Yesterday I participated in an exciting (and scary for an amateur like myself) photographic session at work. It was the final site-wide BBQ. The Nortel Photography Club was approached to get some pictures of the event, culminating in a group photo of all the remaining employees. After this, most will be going to different companies, although many are still being laid off (100 received notice yesterday).
I was assigned to take the official group photo. I was given access to the roof of the Service building (about 2-3 stories tall), under a number of work-place safety constraints (no closer than 2 meters from the roof edge). The only direction I was given was to include the iconic Tower of Lab 5.

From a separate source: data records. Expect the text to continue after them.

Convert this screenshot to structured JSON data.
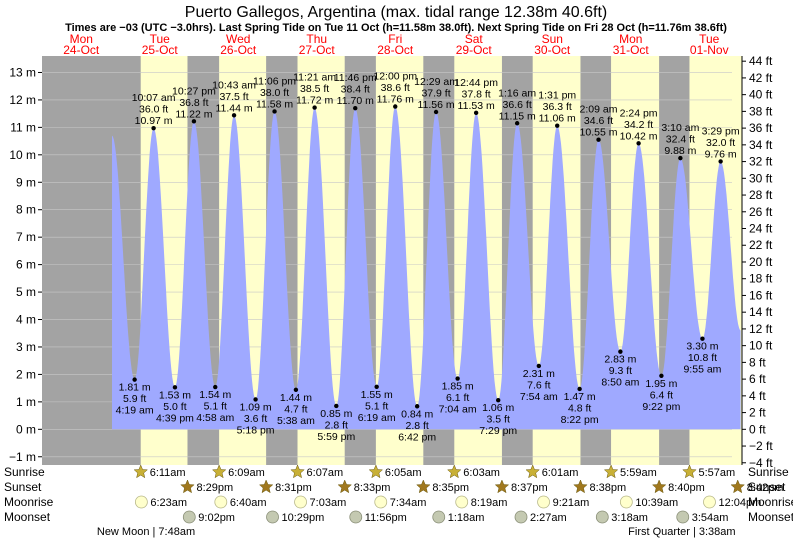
{
  "chart_data": {
    "type": "area",
    "title": "Puerto Gallegos, Argentina (max. tidal range 12.38m 40.6ft)",
    "subtitle": "Times are −03 (UTC −3.0hrs). Last Spring Tide on Tue 11 Oct (h=11.58m 38.0ft). Next Spring Tide on Fri 28 Oct (h=11.76m 38.6ft)",
    "days": [
      {
        "name": "Mon",
        "date": "24-Oct"
      },
      {
        "name": "Tue",
        "date": "25-Oct"
      },
      {
        "name": "Wed",
        "date": "26-Oct"
      },
      {
        "name": "Thu",
        "date": "27-Oct"
      },
      {
        "name": "Fri",
        "date": "28-Oct"
      },
      {
        "name": "Sat",
        "date": "29-Oct"
      },
      {
        "name": "Sun",
        "date": "30-Oct"
      },
      {
        "name": "Mon",
        "date": "31-Oct"
      },
      {
        "name": "Tue",
        "date": "01-Nov"
      }
    ],
    "ylabel_left": "m",
    "ylabel_right": "ft",
    "ylim_m": [
      -1.3,
      13.6
    ],
    "ylim_ft": [
      -4.2652,
      44.6195
    ],
    "y_ticks_m": [
      -1,
      0,
      1,
      2,
      3,
      4,
      5,
      6,
      7,
      8,
      9,
      10,
      11,
      12,
      13
    ],
    "y_tick_labels_m": [
      "−1 m",
      "0 m",
      "1 m",
      "2 m",
      "3 m",
      "4 m",
      "5 m",
      "6 m",
      "7 m",
      "8 m",
      "9 m",
      "10 m",
      "11 m",
      "12 m",
      "13 m"
    ],
    "y_ticks_ft": [
      -4,
      -2,
      0,
      2,
      4,
      6,
      8,
      10,
      12,
      14,
      16,
      18,
      20,
      22,
      24,
      26,
      28,
      30,
      32,
      34,
      36,
      38,
      40,
      42,
      44
    ],
    "y_tick_labels_ft": [
      "−4 ft",
      "−2 ft",
      "0 ft",
      "2 ft",
      "4 ft",
      "6 ft",
      "8 ft",
      "10 ft",
      "12 ft",
      "14 ft",
      "16 ft",
      "18 ft",
      "20 ft",
      "22 ft",
      "24 ft",
      "26 ft",
      "28 ft",
      "30 ft",
      "32 ft",
      "34 ft",
      "36 ft",
      "38 ft",
      "40 ft",
      "42 ft",
      "44 ft"
    ],
    "series": [
      {
        "name": "tide",
        "points": [
          {
            "day": 0,
            "hour": 21.4,
            "kind": "high",
            "h": 10.7,
            "labels": []
          },
          {
            "day": 1,
            "hour": 4.32,
            "kind": "low",
            "h": 1.81,
            "labels": [
              "1.81 m",
              "5.9 ft",
              "4:19 am"
            ]
          },
          {
            "day": 1,
            "hour": 10.12,
            "kind": "high",
            "h": 10.97,
            "labels": [
              "10:07 am",
              "36.0 ft",
              "10.97 m"
            ]
          },
          {
            "day": 1,
            "hour": 16.65,
            "kind": "low",
            "h": 1.53,
            "labels": [
              "1.53 m",
              "5.0 ft",
              "4:39 pm"
            ]
          },
          {
            "day": 1,
            "hour": 22.45,
            "kind": "high",
            "h": 11.22,
            "labels": [
              "10:27 pm",
              "36.8 ft",
              "11.22 m"
            ]
          },
          {
            "day": 2,
            "hour": 4.97,
            "kind": "low",
            "h": 1.54,
            "labels": [
              "1.54 m",
              "5.1 ft",
              "4:58 am"
            ]
          },
          {
            "day": 2,
            "hour": 10.72,
            "kind": "high",
            "h": 11.44,
            "labels": [
              "10:43 am",
              "37.5 ft",
              "11.44 m"
            ]
          },
          {
            "day": 2,
            "hour": 17.3,
            "kind": "low",
            "h": 1.09,
            "labels": [
              "1.09 m",
              "3.6 ft",
              "5:18 pm"
            ]
          },
          {
            "day": 2,
            "hour": 23.1,
            "kind": "high",
            "h": 11.58,
            "labels": [
              "11:06 pm",
              "38.0 ft",
              "11.58 m"
            ]
          },
          {
            "day": 3,
            "hour": 5.63,
            "kind": "low",
            "h": 1.44,
            "labels": [
              "1.44 m",
              "4.7 ft",
              "5:38 am"
            ]
          },
          {
            "day": 3,
            "hour": 11.35,
            "kind": "high",
            "h": 11.72,
            "labels": [
              "11:21 am",
              "38.5 ft",
              "11.72 m"
            ]
          },
          {
            "day": 3,
            "hour": 17.98,
            "kind": "low",
            "h": 0.85,
            "labels": [
              "0.85 m",
              "2.8 ft",
              "5:59 pm"
            ]
          },
          {
            "day": 3,
            "hour": 23.77,
            "kind": "high",
            "h": 11.7,
            "labels": [
              "11:46 pm",
              "38.4 ft",
              "11.70 m"
            ]
          },
          {
            "day": 4,
            "hour": 6.32,
            "kind": "low",
            "h": 1.55,
            "labels": [
              "1.55 m",
              "5.1 ft",
              "6:19 am"
            ]
          },
          {
            "day": 4,
            "hour": 12.0,
            "kind": "high",
            "h": 11.76,
            "labels": [
              "12:00 pm",
              "38.6 ft",
              "11.76 m"
            ]
          },
          {
            "day": 4,
            "hour": 18.7,
            "kind": "low",
            "h": 0.84,
            "labels": [
              "0.84 m",
              "2.8 ft",
              "6:42 pm"
            ]
          },
          {
            "day": 5,
            "hour": 0.48,
            "kind": "high",
            "h": 11.56,
            "labels": [
              "12:29 am",
              "37.9 ft",
              "11.56 m"
            ]
          },
          {
            "day": 5,
            "hour": 7.07,
            "kind": "low",
            "h": 1.85,
            "labels": [
              "1.85 m",
              "6.1 ft",
              "7:04 am"
            ]
          },
          {
            "day": 5,
            "hour": 12.73,
            "kind": "high",
            "h": 11.53,
            "labels": [
              "12:44 pm",
              "37.8 ft",
              "11.53 m"
            ]
          },
          {
            "day": 5,
            "hour": 19.48,
            "kind": "low",
            "h": 1.06,
            "labels": [
              "1.06 m",
              "3.5 ft",
              "7:29 pm"
            ]
          },
          {
            "day": 6,
            "hour": 1.27,
            "kind": "high",
            "h": 11.15,
            "labels": [
              "1:16 am",
              "36.6 ft",
              "11.15 m"
            ]
          },
          {
            "day": 6,
            "hour": 7.9,
            "kind": "low",
            "h": 2.31,
            "labels": [
              "2.31 m",
              "7.6 ft",
              "7:54 am"
            ]
          },
          {
            "day": 6,
            "hour": 13.52,
            "kind": "high",
            "h": 11.06,
            "labels": [
              "1:31 pm",
              "36.3 ft",
              "11.06 m"
            ]
          },
          {
            "day": 6,
            "hour": 20.37,
            "kind": "low",
            "h": 1.47,
            "labels": [
              "1.47 m",
              "4.8 ft",
              "8:22 pm"
            ]
          },
          {
            "day": 7,
            "hour": 2.15,
            "kind": "high",
            "h": 10.55,
            "labels": [
              "2:09 am",
              "34.6 ft",
              "10.55 m"
            ]
          },
          {
            "day": 7,
            "hour": 8.83,
            "kind": "low",
            "h": 2.83,
            "labels": [
              "2.83 m",
              "9.3 ft",
              "8:50 am"
            ]
          },
          {
            "day": 7,
            "hour": 14.4,
            "kind": "high",
            "h": 10.42,
            "labels": [
              "2:24 pm",
              "34.2 ft",
              "10.42 m"
            ]
          },
          {
            "day": 7,
            "hour": 21.37,
            "kind": "low",
            "h": 1.95,
            "labels": [
              "1.95 m",
              "6.4 ft",
              "9:22 pm"
            ]
          },
          {
            "day": 8,
            "hour": 3.17,
            "kind": "high",
            "h": 9.88,
            "labels": [
              "3:10 am",
              "32.4 ft",
              "9.88 m"
            ]
          },
          {
            "day": 8,
            "hour": 9.92,
            "kind": "low",
            "h": 3.3,
            "labels": [
              "3.30 m",
              "10.8 ft",
              "9:55 am"
            ]
          },
          {
            "day": 8,
            "hour": 15.48,
            "kind": "high",
            "h": 9.76,
            "labels": [
              "3:29 pm",
              "32.0 ft",
              "9.76 m"
            ]
          },
          {
            "day": 8,
            "hour": 21.6,
            "kind": "low",
            "h": 3.6,
            "labels": []
          }
        ]
      }
    ],
    "sun_moon": {
      "row_labels": [
        "Sunrise",
        "Sunset",
        "Moonrise",
        "Moonset"
      ],
      "sunrise": [
        {
          "day": 1,
          "hour": 6.18,
          "time": "6:11am"
        },
        {
          "day": 2,
          "hour": 6.15,
          "time": "6:09am"
        },
        {
          "day": 3,
          "hour": 6.12,
          "time": "6:07am"
        },
        {
          "day": 4,
          "hour": 6.08,
          "time": "6:05am"
        },
        {
          "day": 5,
          "hour": 6.05,
          "time": "6:03am"
        },
        {
          "day": 6,
          "hour": 6.02,
          "time": "6:01am"
        },
        {
          "day": 7,
          "hour": 5.98,
          "time": "5:59am"
        },
        {
          "day": 8,
          "hour": 5.95,
          "time": "5:57am"
        }
      ],
      "sunset": [
        {
          "day": 1,
          "hour": 20.48,
          "time": "8:29pm"
        },
        {
          "day": 2,
          "hour": 20.52,
          "time": "8:31pm"
        },
        {
          "day": 3,
          "hour": 20.55,
          "time": "8:33pm"
        },
        {
          "day": 4,
          "hour": 20.58,
          "time": "8:35pm"
        },
        {
          "day": 5,
          "hour": 20.62,
          "time": "8:37pm"
        },
        {
          "day": 6,
          "hour": 20.63,
          "time": "8:38pm"
        },
        {
          "day": 7,
          "hour": 20.67,
          "time": "8:40pm"
        },
        {
          "day": 8,
          "hour": 20.7,
          "time": "8:42pm"
        }
      ],
      "moonrise": [
        {
          "day": 1,
          "hour": 6.38,
          "time": "6:23am"
        },
        {
          "day": 2,
          "hour": 6.67,
          "time": "6:40am"
        },
        {
          "day": 3,
          "hour": 7.05,
          "time": "7:03am"
        },
        {
          "day": 4,
          "hour": 7.57,
          "time": "7:34am"
        },
        {
          "day": 5,
          "hour": 8.32,
          "time": "8:19am"
        },
        {
          "day": 6,
          "hour": 9.35,
          "time": "9:21am"
        },
        {
          "day": 7,
          "hour": 10.65,
          "time": "10:39am"
        },
        {
          "day": 8,
          "hour": 12.07,
          "time": "12:04pm"
        }
      ],
      "moonset": [
        {
          "day": 1,
          "hour": 21.03,
          "time": "9:02pm"
        },
        {
          "day": 2,
          "hour": 22.48,
          "time": "10:29pm"
        },
        {
          "day": 3,
          "hour": 23.93,
          "time": "11:56pm"
        },
        {
          "day": 5,
          "hour": 1.3,
          "time": "1:18am"
        },
        {
          "day": 6,
          "hour": 2.45,
          "time": "2:27am"
        },
        {
          "day": 7,
          "hour": 3.3,
          "time": "3:18am"
        },
        {
          "day": 8,
          "hour": 3.9,
          "time": "3:54am"
        }
      ],
      "phases": [
        {
          "text": "New Moon | 7:48am",
          "day": 1,
          "hour": 7.8
        },
        {
          "text": "First Quarter | 3:38am",
          "day": 8,
          "hour": 3.63
        }
      ]
    }
  },
  "colors": {
    "night": "#a3a3a3",
    "day": "#ffffcc",
    "tide": "#9fa9ff",
    "sunset_strip": "#ffffcc",
    "grid": "#c8c8c8",
    "axis": "#000000",
    "day_header": "#ff0000",
    "star_sunrise": "#c8b036",
    "star_sunset": "#a0781e",
    "moon_rise": "#ffffcc",
    "moon_set": "#c4c9b1"
  }
}
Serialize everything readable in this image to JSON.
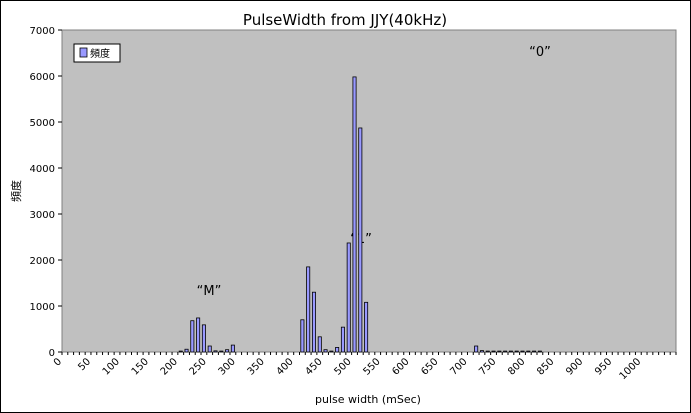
{
  "chart_data": {
    "type": "bar",
    "title": "PulseWidth from JJY(40kHz)",
    "xlabel": "pulse width (mSec)",
    "ylabel": "頻度",
    "ylim": [
      0,
      7000
    ],
    "yticks": [
      "0",
      "1000",
      "2000",
      "3000",
      "4000",
      "5000",
      "6000",
      "7000"
    ],
    "xticks": [
      "0",
      "50",
      "100",
      "150",
      "200",
      "250",
      "300",
      "350",
      "400",
      "450",
      "500",
      "550",
      "600",
      "650",
      "700",
      "750",
      "800",
      "850",
      "900",
      "950",
      "1000"
    ],
    "grid": false,
    "legend": "top-left",
    "series": [
      {
        "name": "頻度",
        "color": "#9999ff",
        "x": [
          200,
          210,
          220,
          230,
          240,
          250,
          260,
          270,
          280,
          290,
          410,
          420,
          430,
          440,
          450,
          460,
          470,
          480,
          490,
          500,
          510,
          520,
          710,
          720,
          730,
          740,
          750,
          760,
          770,
          780,
          790,
          800,
          810,
          820
        ],
        "values": [
          20,
          60,
          680,
          740,
          590,
          130,
          25,
          20,
          50,
          150,
          700,
          1850,
          1300,
          330,
          50,
          20,
          100,
          540,
          2370,
          5980,
          4870,
          1080,
          130,
          30,
          20,
          20,
          20,
          20,
          20,
          20,
          20,
          20,
          20,
          20
        ]
      }
    ],
    "annotations": [
      "“M”",
      "“1”",
      "“0”"
    ]
  }
}
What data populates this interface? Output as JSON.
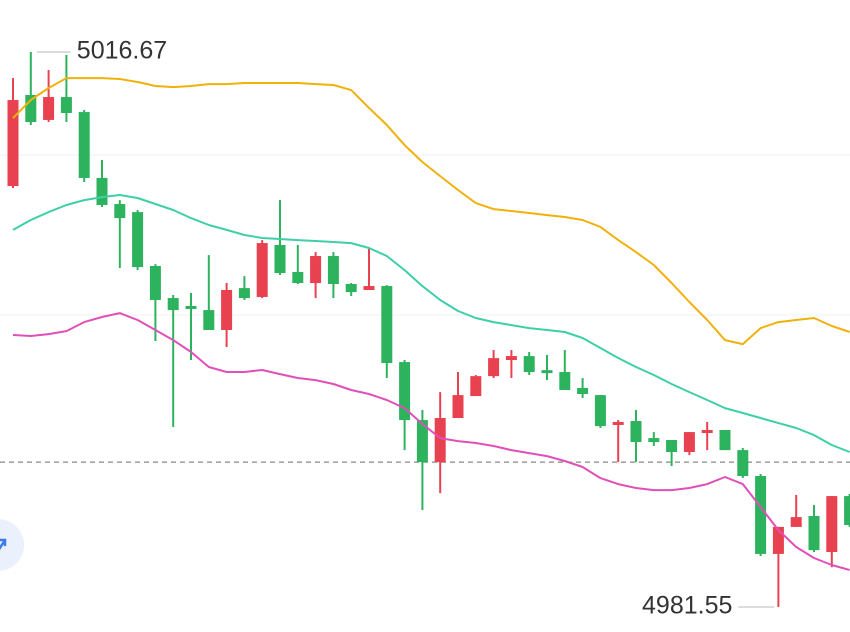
{
  "chart_data": {
    "type": "candlestick",
    "up_color": "#e8414f",
    "down_color": "#2db35d",
    "ylim": [
      4979.97,
      5019.96
    ],
    "grid_lines": [
      5010.15,
      5000.03
    ],
    "reference_line": 4990.72,
    "max_label": 5016.67,
    "min_label": 4981.55,
    "open": [
      5008.19,
      5013.95,
      5012.37,
      5013.82,
      5012.87,
      5008.7,
      5007.05,
      5006.54,
      5003.13,
      5001.1,
      5000.6,
      5000.34,
      4999.08,
      5001.73,
      5001.17,
      5004.46,
      5002.75,
      5002.05,
      5003.76,
      5001.99,
      5001.61,
      5001.86,
      4997.05,
      4993.38,
      4990.72,
      4993.51,
      4994.9,
      4996.16,
      4997.18,
      4997.43,
      4996.54,
      4996.42,
      4995.41,
      4994.96,
      4993.07,
      4993.32,
      4992.24,
      4992.12,
      4991.36,
      4992.56,
      4992.75,
      4991.48,
      4989.84,
      4984.91,
      4986.62,
      4987.31,
      4985.03,
      4988.57
    ],
    "high": [
      5015.02,
      5016.67,
      5015.53,
      5016.48,
      5013.0,
      5009.84,
      5007.3,
      5006.67,
      5003.25,
      5001.29,
      5001.42,
      5003.82,
      5002.05,
      5002.49,
      5004.77,
      5007.3,
      5004.46,
      5004.01,
      5004.01,
      5002.05,
      5004.27,
      5001.92,
      4997.18,
      4994.02,
      4995.15,
      4996.42,
      4996.23,
      4997.81,
      4997.81,
      4997.69,
      4997.5,
      4997.81,
      4996.04,
      4994.96,
      4993.38,
      4994.02,
      4992.62,
      4992.12,
      4992.62,
      4993.26,
      4992.75,
      4991.61,
      4989.97,
      4986.62,
      4988.64,
      4988.0,
      4988.57,
      4988.7
    ],
    "low": [
      5008.06,
      5012.05,
      5012.24,
      5012.24,
      5008.44,
      5006.86,
      5003.0,
      5002.87,
      4998.38,
      4992.94,
      4997.18,
      4999.08,
      4998.0,
      5000.98,
      5001.1,
      5002.56,
      5001.99,
      5001.1,
      5001.1,
      5001.23,
      5001.61,
      4996.04,
      4991.48,
      4987.69,
      4988.76,
      4993.51,
      4994.9,
      4996.04,
      4996.04,
      4996.23,
      4995.91,
      4995.28,
      4994.78,
      4992.88,
      4990.72,
      4990.72,
      4991.74,
      4990.47,
      4991.17,
      4991.48,
      4991.48,
      4989.71,
      4984.78,
      4981.55,
      4986.62,
      4985.03,
      4984.07,
      4986.62
    ],
    "close": [
      5013.63,
      5012.24,
      5013.82,
      5012.81,
      5008.7,
      5006.99,
      5006.16,
      5003.06,
      5000.98,
      5000.34,
      5000.41,
      4999.08,
      5001.61,
      5001.1,
      5004.58,
      5002.68,
      5002.05,
      5003.76,
      5001.99,
      5001.48,
      5001.86,
      4996.99,
      4993.38,
      4990.72,
      4993.51,
      4994.96,
      4996.16,
      4997.3,
      4997.43,
      4996.42,
      4996.35,
      4995.28,
      4995.03,
      4993.0,
      4993.26,
      4991.99,
      4991.99,
      4991.36,
      4992.62,
      4992.75,
      4991.48,
      4989.84,
      4984.91,
      4986.62,
      4987.24,
      4985.15,
      4988.57,
      4986.74
    ],
    "bands": [
      {
        "color": "#f0b10a",
        "values": [
          5012.49,
          5013.63,
          5014.39,
          5015.02,
          5015.02,
          5015.02,
          5014.96,
          5014.77,
          5014.52,
          5014.45,
          5014.52,
          5014.64,
          5014.64,
          5014.71,
          5014.71,
          5014.71,
          5014.71,
          5014.64,
          5014.58,
          5014.26,
          5013.13,
          5012.05,
          5010.78,
          5009.71,
          5008.82,
          5007.94,
          5007.11,
          5006.73,
          5006.61,
          5006.48,
          5006.35,
          5006.23,
          5006.04,
          5005.6,
          5004.77,
          5004.01,
          5003.19,
          5002.05,
          5000.85,
          4999.71,
          4998.44,
          4998.19,
          4999.2,
          4999.58,
          4999.71,
          4999.84,
          4999.33,
          4998.95
        ]
      },
      {
        "color": "#3ecfa8",
        "values": [
          5005.41,
          5006.04,
          5006.54,
          5006.99,
          5007.3,
          5007.49,
          5007.62,
          5007.43,
          5007.05,
          5006.67,
          5006.16,
          5005.72,
          5005.41,
          5005.09,
          5004.9,
          5004.84,
          5004.77,
          5004.71,
          5004.65,
          5004.58,
          5004.27,
          5003.76,
          5002.87,
          5001.86,
          5000.98,
          5000.28,
          4999.84,
          4999.58,
          4999.39,
          4999.2,
          4999.08,
          4998.95,
          4998.57,
          4997.94,
          4997.31,
          4996.74,
          4996.23,
          4995.66,
          4995.15,
          4994.65,
          4994.14,
          4993.83,
          4993.51,
          4993.19,
          4992.88,
          4992.43,
          4991.8,
          4991.36
        ]
      },
      {
        "color": "#e050b8",
        "values": [
          4998.76,
          4998.7,
          4998.82,
          4999.01,
          4999.58,
          4999.9,
          5000.15,
          4999.71,
          4999.08,
          4998.44,
          4997.69,
          4996.74,
          4996.42,
          4996.42,
          4996.55,
          4996.29,
          4996.04,
          4995.91,
          4995.66,
          4995.28,
          4995.03,
          4994.65,
          4994.14,
          4993.13,
          4992.24,
          4992.05,
          4991.93,
          4991.74,
          4991.48,
          4991.29,
          4991.1,
          4990.79,
          4990.41,
          4989.71,
          4989.33,
          4989.08,
          4988.95,
          4988.95,
          4989.08,
          4989.33,
          4989.78,
          4989.33,
          4987.88,
          4986.42,
          4985.35,
          4984.65,
          4984.21,
          4983.89
        ]
      }
    ]
  }
}
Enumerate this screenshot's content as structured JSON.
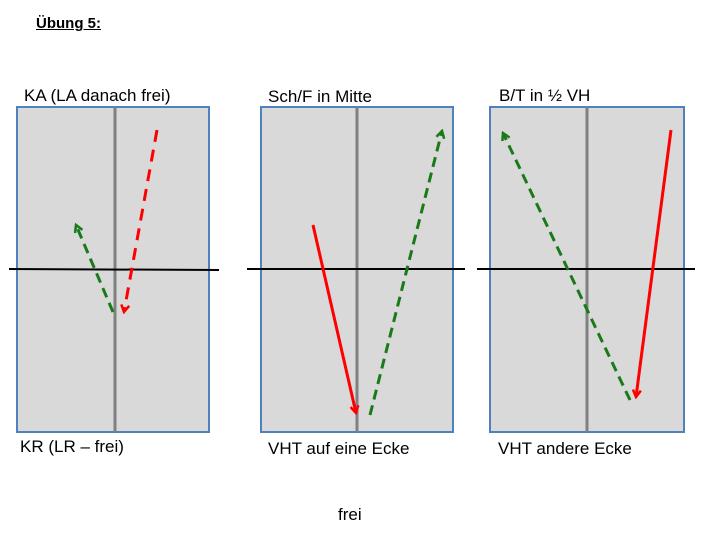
{
  "title": "Übung 5:",
  "panels": [
    {
      "top_label": "KA (LA danach frei)",
      "bottom_label": "KR (LR – frei)"
    },
    {
      "top_label": "Sch/F in Mitte",
      "bottom_label": "VHT auf eine Ecke"
    },
    {
      "top_label": "B/T in ½ VH",
      "bottom_label": "VHT andere Ecke"
    }
  ],
  "footer": "frei",
  "colors": {
    "panel_fill": "#d9d9d9",
    "panel_border": "#4f81bd",
    "center_line": "#808080",
    "red_arrow": "#ff0000",
    "green_arrow": "#1a7a1a"
  }
}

I was very nervous. I really wanted to get a good shot. And this was the first time working with a large group. I did not want to hold the group there very long, so I thought through what I should do. First, I wanted to try with my 420EX flash with brand new batteries, cranked up to +2EV to push out the most amount of photons as a fill flash. I’m not sure how effective it was in the sunlight from 2 stories away, but I figured I only wanted to highlight all the faces, which are highly reflective anyways. Then, because I knew the flash would take time to recycle, I took other pictures knowing that the flash would not be ready, so they would be available light only. I tried wide and tall images.
The final one was to get everyone to cheer or raised their hands or shout or something. I wanted enthusiasm. I was not sure how I would accomplish that considering that the mood was still very sour because of the layoffs over the last decade. It’s been hard on people. And I didn’t know who in the crowd may have had layoff notices or were part of the company that has not been sold yet.
Then it hit me. A number of people had beers or other drinks from the cash bar. So when the time came for the final shot, I asked everyone with a beer or drink to raised their drinks. And that was the best shot. The group showed remarkable restraint that only one person flipped the bird when the shutter clicked.